FED Pushes on Proverbial String but Commercial Banks Unable or Unwilling to Attract Borrowers

June 27, 2014, Friday, 18:19 GMT | 13:19 EST | 21:49 IST | 00:19 SGT
Contributed by eResearch


The U.S. monetary base has increased 400% in less than 6 years, from $0.8 trillion in 2008 to almost $4 trillion today.

Meanwhile, commercial banks have, for the first time, built up huge surplus reserves of $2.6 trillion at the FED.

Monetary policy has traditionally been transmitted into the economy through the banks by lending the newly created money to corporations and individuals. The rise in the excess reserves at the FED indicates that this is taking a lot longer than it has in the past.



Subtracting the $2.6 trillion excess reserves from the total monetary base leaves only $1.35 trillion that is actually working, a mere 70% more than in 2008.

This could well explain the moderate pace of economic recovery, the lack of inflation, and the continuation of low long-term rates.

There seems to be a chronic lack of demand for the newly-created money, which would explain the build-up of the excess reserves since the money has nowhere else to go.



Theory has it that rising money supply should lead to economic recovery, rising inflation and interest rates, as well as a rise in the price of gold and other hard assets. Yet, while the expansion of the total monetary base has been unprecedented, none of the aforementioned has increased anywhere close to the same magnitude. The increases that have taken place seem much more in line with the moderate increase in the actual working monetary base.

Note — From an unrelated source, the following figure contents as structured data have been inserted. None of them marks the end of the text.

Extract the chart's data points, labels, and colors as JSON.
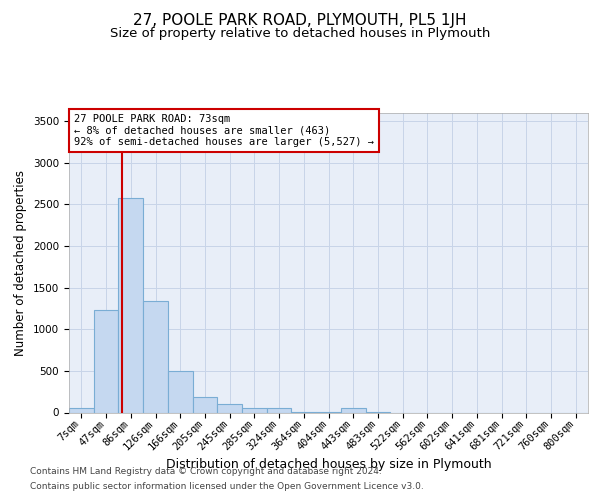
{
  "title": "27, POOLE PARK ROAD, PLYMOUTH, PL5 1JH",
  "subtitle": "Size of property relative to detached houses in Plymouth",
  "xlabel": "Distribution of detached houses by size in Plymouth",
  "ylabel": "Number of detached properties",
  "bar_labels": [
    "7sqm",
    "47sqm",
    "86sqm",
    "126sqm",
    "166sqm",
    "205sqm",
    "245sqm",
    "285sqm",
    "324sqm",
    "364sqm",
    "404sqm",
    "443sqm",
    "483sqm",
    "522sqm",
    "562sqm",
    "602sqm",
    "641sqm",
    "681sqm",
    "721sqm",
    "760sqm",
    "800sqm"
  ],
  "bar_values": [
    50,
    1230,
    2570,
    1340,
    500,
    190,
    100,
    55,
    50,
    5,
    5,
    50,
    5,
    0,
    0,
    0,
    0,
    0,
    0,
    0,
    0
  ],
  "bar_color": "#c5d8f0",
  "bar_edge_color": "#7aadd4",
  "bar_edge_width": 0.8,
  "grid_color": "#c8d4e8",
  "background_color": "#e8eef8",
  "redline_x": 1.65,
  "annotation_text": "27 POOLE PARK ROAD: 73sqm\n← 8% of detached houses are smaller (463)\n92% of semi-detached houses are larger (5,527) →",
  "annotation_box_color": "#ffffff",
  "annotation_border_color": "#cc0000",
  "ylim": [
    0,
    3600
  ],
  "yticks": [
    0,
    500,
    1000,
    1500,
    2000,
    2500,
    3000,
    3500
  ],
  "footer1": "Contains HM Land Registry data © Crown copyright and database right 2024.",
  "footer2": "Contains public sector information licensed under the Open Government Licence v3.0.",
  "title_fontsize": 11,
  "subtitle_fontsize": 9.5,
  "xlabel_fontsize": 9,
  "ylabel_fontsize": 8.5,
  "tick_fontsize": 7.5,
  "annotation_fontsize": 7.5,
  "footer_fontsize": 6.5
}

U.S. corporate balance sheets are flush with cash, recently estimated at $2 trillion. This reduces their need to borrow to meet capital expenditures. It also puts corporations in the position of being able to either raise dividends or buy back shares or acquire other assets in the market.

On the supply side of the equation, the excess bank reserves at the FED points to there being more than enough money to lend.

However, with corporate needs reduced, demand is suppressed.

From individuals for loans and mortgages are also curtailed. This is partially because of moderately higher mortgage rates but also because of much more restrictive banking regulations. The banks are risk averse and so are not making money available to individuals. Proof positive of this is the closure of entire bank mortgage departments.

Furthermore, a large proportion of recent house sales have been for cash. Without money being loaned to the housing sector new home construction stands at only 40% of what is required to meet U.S. demographic requirements. This could, strangely, soon result in further increases in house prices, especially in major urban markets.

In addition, the U.S. Government budget deficit is shrinking and may soon even be balanced. This reduces further the demand for debt.

Where then can the banks invest money? With more than ample supply and a shortage of demand, the price of money, i.e., interest rates, seems set to stay low for some considerable time. This may explain why 30-year T Bond rates are again falling after the surge from 2.45% in August 2102 to almost 4% six months ago, and now under 3.5%.

Bond funds also have fewer places to put their money as the supply of debt is waning, which also points to lower rates and higher bond prices. Perhaps this is why there is now a market for 50-year bonds to lock in low interest rates for a very long time. Retail investors should be wary of buying such securities.